Alerj busca trégua política e reduz pautas ideológicas na reta final antes das eleições

Colégio de líderes convocado por Douglas Ruas definiu agenda enxuta até outubro, enquanto o governo prepara o envio de propostas econômicas e indicações para a Agentransp; escolha de novo conselheiro do TCE segue em aberto

A Assembleia Legislativa do Rio de Janeiro (Alerj) retomou os trabalhos na terça-feira (04) com um movimento voltado à redução das tensões políticas no plenário. Logo no primeiro dia após o recesso parlamentar, o presidente da Casa, Douglas Ruas (PL), convocou uma reunião do colégio de líderes com um objetivo específico: buscar um entendimento entre os deputados para que a atividade legislativa transcorra de forma mais tranquila até as eleições de outubro.

O principal acordo firmado foi a adoção de uma pauta mais enxuta nas sessões plenárias. Também ficou definido que projetos considerados de cunho ideológico deverão ficar fora da ordem do dia neste período, numa tentativa de evitar confrontos entre parlamentares e preservar o funcionamento da Assembleia durante o calendário eleitoral.

Agenda econômica do governo

Durante a reunião, Ruas informou aos líderes partidários que esteve com o governador em exercício, o desembargador Ricardo Couto, na segunda-feira (03), para discutir as matérias que o Poder Executivo pretende encaminhar ao Parlamento nas próximas semanas.

Entre elas está a indicação de quatro nomes para compor a Agência Reguladora de Serviços Públicos Concedidos de Transportes Aquaviários, Ferroviários, Metroviários e de Rodovias (Agentransp), cujos indicados ainda precisarão ser aprovados pelo plenário.

O governo também deverá enviar duas mensagens de caráter econômico. A primeira trata da regulamentação do conceito de devedor contumaz, tema que ganhou relevância após a sanção da Lei Complementar Federal nº 225/2026. A segunda aborda as transações tributárias e pretende criar novos mecanismos para negociação e pagamento de créditos inscritos em dívida ativa do estado.

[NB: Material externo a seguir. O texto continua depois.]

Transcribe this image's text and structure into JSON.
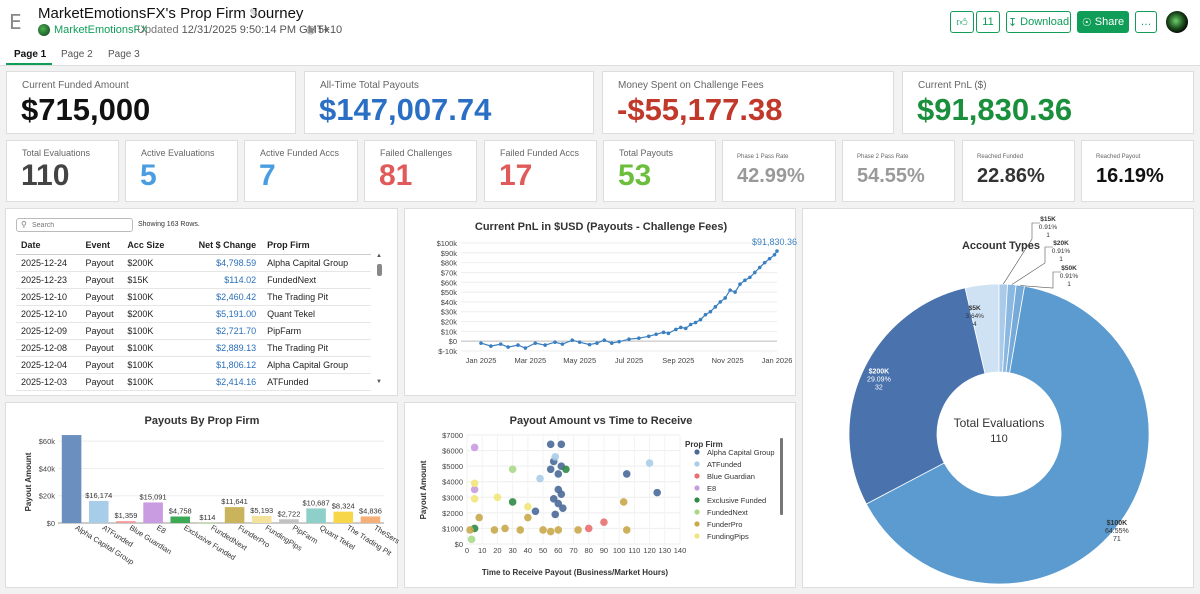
{
  "header": {
    "app_icon": "E",
    "title": "MarketEmotionsFX's Prop Firm Journey",
    "author": "MarketEmotionsFX",
    "updated_label": "Updated",
    "updated_value": "12/31/2025 9:50:14 PM GMT+10",
    "views": "5k",
    "like_count": "11",
    "download_label": "Download",
    "share_label": "Share",
    "more_label": "…"
  },
  "tabs": [
    {
      "label": "Page 1",
      "active": true
    },
    {
      "label": "Page 2",
      "active": false
    },
    {
      "label": "Page 3",
      "active": false
    }
  ],
  "kpis": {
    "funded_amount": {
      "label": "Current Funded Amount",
      "value": "$715,000",
      "color": "#111111"
    },
    "total_payouts": {
      "label": "All-Time Total Payouts",
      "value": "$147,007.74",
      "color": "#2a6fc4"
    },
    "challenge_fees": {
      "label": "Money Spent on Challenge Fees",
      "value": "-$55,177.38",
      "color": "#c0392b"
    },
    "current_pnl": {
      "label": "Current PnL ($)",
      "value": "$91,830.36",
      "color": "#1a8f3c"
    },
    "total_evaluations": {
      "label": "Total Evaluations",
      "value": "110",
      "color": "#444444"
    },
    "active_evaluations": {
      "label": "Active Evaluations",
      "value": "5",
      "color": "#4a9de0"
    },
    "active_funded": {
      "label": "Active Funded Accs",
      "value": "7",
      "color": "#4a9de0"
    },
    "failed_challenges": {
      "label": "Failed Challenges",
      "value": "81",
      "color": "#e05a5a"
    },
    "failed_funded": {
      "label": "Failed Funded Accs",
      "value": "17",
      "color": "#e05a5a"
    },
    "total_payouts_count": {
      "label": "Total Payouts",
      "value": "53",
      "color": "#6cbf3c"
    },
    "phase1_pass": {
      "label": "Phase 1 Pass Rate",
      "value": "42.99%",
      "color": "#999999"
    },
    "phase2_pass": {
      "label": "Phase 2 Pass Rate",
      "value": "54.55%",
      "color": "#999999"
    },
    "reached_funded": {
      "label": "Reached Funded",
      "value": "22.86%",
      "color": "#333333"
    },
    "reached_payout": {
      "label": "Reached Payout",
      "value": "16.19%",
      "color": "#111111"
    }
  },
  "table": {
    "search_placeholder": "Search",
    "showing": "Showing 163 Rows.",
    "columns": [
      "Date",
      "Event",
      "Acc Size",
      "Net $ Change",
      "Prop Firm"
    ],
    "rows": [
      [
        "2025-12-24",
        "Payout",
        "$200K",
        "$4,798.59",
        "Alpha Capital Group"
      ],
      [
        "2025-12-23",
        "Payout",
        "$15K",
        "$114.02",
        "FundedNext"
      ],
      [
        "2025-12-10",
        "Payout",
        "$100K",
        "$2,460.42",
        "The Trading Pit"
      ],
      [
        "2025-12-10",
        "Payout",
        "$200K",
        "$5,191.00",
        "Quant Tekel"
      ],
      [
        "2025-12-09",
        "Payout",
        "$100K",
        "$2,721.70",
        "PipFarm"
      ],
      [
        "2025-12-08",
        "Payout",
        "$100K",
        "$2,889.13",
        "The Trading Pit"
      ],
      [
        "2025-12-04",
        "Payout",
        "$100K",
        "$1,806.12",
        "Alpha Capital Group"
      ],
      [
        "2025-12-03",
        "Payout",
        "$100K",
        "$2,414.16",
        "ATFunded"
      ]
    ]
  },
  "chart_data": [
    {
      "id": "pnl",
      "type": "line",
      "title": "Current PnL in $USD (Payouts - Challenge Fees)",
      "last_label": "$91,830.36",
      "color": "#3a7fc0",
      "x_ticks": [
        "Jan 2025",
        "Mar 2025",
        "May 2025",
        "Jul 2025",
        "Sep 2025",
        "Nov 2025",
        "Jan 2026"
      ],
      "y_ticks": [
        "$-10k",
        "$0",
        "$10k",
        "$20k",
        "$30k",
        "$40k",
        "$50k",
        "$60k",
        "$70k",
        "$80k",
        "$90k",
        "$100k"
      ],
      "ylim": [
        -10000,
        100000
      ],
      "x": [
        0,
        0.4,
        0.8,
        1.1,
        1.5,
        1.8,
        2.2,
        2.6,
        3.0,
        3.3,
        3.7,
        4.0,
        4.4,
        4.7,
        5.0,
        5.3,
        5.6,
        6.0,
        6.4,
        6.8,
        7.1,
        7.4,
        7.6,
        7.9,
        8.1,
        8.3,
        8.5,
        8.7,
        8.9,
        9.1,
        9.3,
        9.5,
        9.7,
        9.9,
        10.1,
        10.3,
        10.5,
        10.7,
        10.9,
        11.1,
        11.3,
        11.5,
        11.7,
        11.9,
        12.0
      ],
      "y": [
        -2000,
        -5000,
        -3000,
        -6000,
        -4000,
        -7000,
        -2000,
        -4000,
        -1000,
        -3000,
        1000,
        -1000,
        -3500,
        -2000,
        1000,
        -2000,
        -500,
        2000,
        3000,
        5000,
        7000,
        9000,
        8000,
        12000,
        14000,
        13000,
        17000,
        19000,
        22000,
        27000,
        30000,
        35000,
        40000,
        44000,
        52000,
        50000,
        58000,
        62000,
        65000,
        70000,
        75000,
        80000,
        84000,
        88000,
        91830
      ]
    },
    {
      "id": "payouts_by_firm",
      "type": "bar",
      "title": "Payouts By Prop Firm",
      "ylabel": "Payout Amount",
      "y_ticks": [
        "$0",
        "$20k",
        "$40k",
        "$60k"
      ],
      "ylim": [
        0,
        66000
      ],
      "categories": [
        "Alpha Capital Group",
        "ATFunded",
        "Blue Guardian",
        "E8",
        "Exclusive Funded",
        "FundedNext",
        "FunderPro",
        "FundingPips",
        "PipFarm",
        "Quant Tekel",
        "The Trading Pit",
        "TheSers"
      ],
      "values": [
        64500,
        16174,
        1359,
        15091,
        4758,
        114,
        11641,
        5193,
        2722,
        10687,
        8324,
        4836
      ],
      "labels": [
        "",
        "$16,174",
        "$1,359",
        "$15,091",
        "$4,758",
        "$114",
        "$11,641",
        "$5,193",
        "$2,722",
        "$10,687",
        "$8,324",
        "$4,836"
      ],
      "colors": [
        "#6b8fbf",
        "#a8cde8",
        "#f29b9b",
        "#c99be0",
        "#3caa55",
        "#b5d99b",
        "#c9b35c",
        "#f2e29b",
        "#c2c2c2",
        "#8fcfc9",
        "#f7d64a",
        "#f5b07a"
      ]
    },
    {
      "id": "payout_vs_time",
      "type": "scatter",
      "title": "Payout Amount vs Time to Receive",
      "xlabel": "Time to Receive Payout (Business/Market Hours)",
      "ylabel": "Payout Amount",
      "legend_title": "Prop Firm",
      "x_ticks": [
        "0",
        "10",
        "20",
        "30",
        "40",
        "50",
        "60",
        "70",
        "80",
        "90",
        "100",
        "110",
        "120",
        "130",
        "140"
      ],
      "y_ticks": [
        "$0",
        "$1000",
        "$2000",
        "$3000",
        "$4000",
        "$5000",
        "$6000",
        "$7000"
      ],
      "xlim": [
        0,
        140
      ],
      "ylim": [
        0,
        7000
      ],
      "legend": [
        {
          "name": "Alpha Capital Group",
          "color": "#4a6a99"
        },
        {
          "name": "ATFunded",
          "color": "#a8cde8"
        },
        {
          "name": "Blue Guardian",
          "color": "#e8706f"
        },
        {
          "name": "E8",
          "color": "#c99be0"
        },
        {
          "name": "Exclusive Funded",
          "color": "#2f8a46"
        },
        {
          "name": "FundedNext",
          "color": "#a8d98a"
        },
        {
          "name": "FunderPro",
          "color": "#c9a94a"
        },
        {
          "name": "FundingPips",
          "color": "#f2e57a"
        }
      ],
      "points": [
        {
          "x": 55,
          "y": 6400,
          "c": 0
        },
        {
          "x": 62,
          "y": 6400,
          "c": 0
        },
        {
          "x": 57,
          "y": 5300,
          "c": 0
        },
        {
          "x": 62,
          "y": 5000,
          "c": 0
        },
        {
          "x": 55,
          "y": 4800,
          "c": 0
        },
        {
          "x": 60,
          "y": 4500,
          "c": 0
        },
        {
          "x": 60,
          "y": 3500,
          "c": 0
        },
        {
          "x": 62,
          "y": 3200,
          "c": 0
        },
        {
          "x": 57,
          "y": 2900,
          "c": 0
        },
        {
          "x": 60,
          "y": 2600,
          "c": 0
        },
        {
          "x": 63,
          "y": 2300,
          "c": 0
        },
        {
          "x": 58,
          "y": 1900,
          "c": 0
        },
        {
          "x": 105,
          "y": 4500,
          "c": 0
        },
        {
          "x": 125,
          "y": 3300,
          "c": 0
        },
        {
          "x": 45,
          "y": 2100,
          "c": 0
        },
        {
          "x": 120,
          "y": 5200,
          "c": 1
        },
        {
          "x": 48,
          "y": 4200,
          "c": 1
        },
        {
          "x": 58,
          "y": 5600,
          "c": 1
        },
        {
          "x": 90,
          "y": 1400,
          "c": 2
        },
        {
          "x": 80,
          "y": 1000,
          "c": 2
        },
        {
          "x": 5,
          "y": 6200,
          "c": 3
        },
        {
          "x": 5,
          "y": 3500,
          "c": 3
        },
        {
          "x": 65,
          "y": 4800,
          "c": 4
        },
        {
          "x": 30,
          "y": 2700,
          "c": 4
        },
        {
          "x": 5,
          "y": 1000,
          "c": 4
        },
        {
          "x": 3,
          "y": 300,
          "c": 5
        },
        {
          "x": 30,
          "y": 4800,
          "c": 5
        },
        {
          "x": 35,
          "y": 900,
          "c": 6
        },
        {
          "x": 50,
          "y": 900,
          "c": 6
        },
        {
          "x": 55,
          "y": 800,
          "c": 6
        },
        {
          "x": 18,
          "y": 900,
          "c": 6
        },
        {
          "x": 73,
          "y": 900,
          "c": 6
        },
        {
          "x": 105,
          "y": 900,
          "c": 6
        },
        {
          "x": 103,
          "y": 2700,
          "c": 6
        },
        {
          "x": 2,
          "y": 900,
          "c": 6
        },
        {
          "x": 40,
          "y": 1700,
          "c": 6
        },
        {
          "x": 60,
          "y": 900,
          "c": 6
        },
        {
          "x": 8,
          "y": 1700,
          "c": 6
        },
        {
          "x": 25,
          "y": 1000,
          "c": 6
        },
        {
          "x": 5,
          "y": 3900,
          "c": 7
        },
        {
          "x": 20,
          "y": 3000,
          "c": 7
        },
        {
          "x": 5,
          "y": 2900,
          "c": 7
        },
        {
          "x": 40,
          "y": 2400,
          "c": 7
        }
      ]
    },
    {
      "id": "account_types",
      "type": "pie",
      "title": "Account Types",
      "center_label": "Total Evaluations",
      "center_value": "110",
      "slices": [
        {
          "name": "$100K",
          "pct": "64.55%",
          "count": 71,
          "color": "#5b9bd0"
        },
        {
          "name": "$200K",
          "pct": "29.09%",
          "count": 32,
          "color": "#4a72ad"
        },
        {
          "name": "$5K",
          "pct": "3.64%",
          "count": 4,
          "color": "#cfe2f3"
        },
        {
          "name": "$15K",
          "pct": "0.91%",
          "count": 1,
          "color": "#a9cbe9"
        },
        {
          "name": "$20K",
          "pct": "0.91%",
          "count": 1,
          "color": "#8bb8e1"
        },
        {
          "name": "$50K",
          "pct": "0.91%",
          "count": 1,
          "color": "#76aad9"
        }
      ]
    }
  ]
}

Vaga no TCE continua em aberto

Nos bastidores da Assembleia, outro tema que mobiliza deputados é a escolha do novo conselheiro do Tribunal de Contas do Estado (TCE-RJ). A vaga foi aberta após a perda do cargo de Domingos Brazão, mas o processo ainda não foi iniciado oficialmente.

Até o momento, não há previsão para a publicação do edital que dará início à seleção. Entre parlamentares, as avaliações divergem. Alguns acreditam que a escolha poderá ficar para 2027, enquanto outros ainda trabalham com a possibilidade de que o processo seja concluído neste ano.

Mudanças na composição da Casa

A retomada das atividades legislativas também foi marcada por alterações na composição da Assembleia. Fabiani Vasconcelos (Agir) assumiu a cadeira anteriormente ocupada por Júlio Rocha (Agir), que segue de licença.

Já Wellington José (Podemos) passou a exercer o mandato no lugar de Thiago Rangel (Avante), preso pela Polícia Federal durante a quarta fase da Operação Unha e Carne.

As mudanças ocorrem em um momento de reorganização política na Casa, que também se prepara para analisar as matérias enviadas pelo Executivo e conduzir a agenda legislativa em meio ao período eleitoral.

Tentativa de pacificação

A decisão de priorizar pautas consensuais e reduzir o espaço para temas que possam acirrar o debate político reflete a estratégia adotada pela presidência da Alerj para manter o ritmo das votações até outubro.

Com uma pauta mais restrita e focada em matérias consideradas prioritárias, a expectativa é de que a Alerj concentre esforços na análise de propostas do Executivo e em projetos de menor potencial de confronto entre governo, oposição e demais bancadas.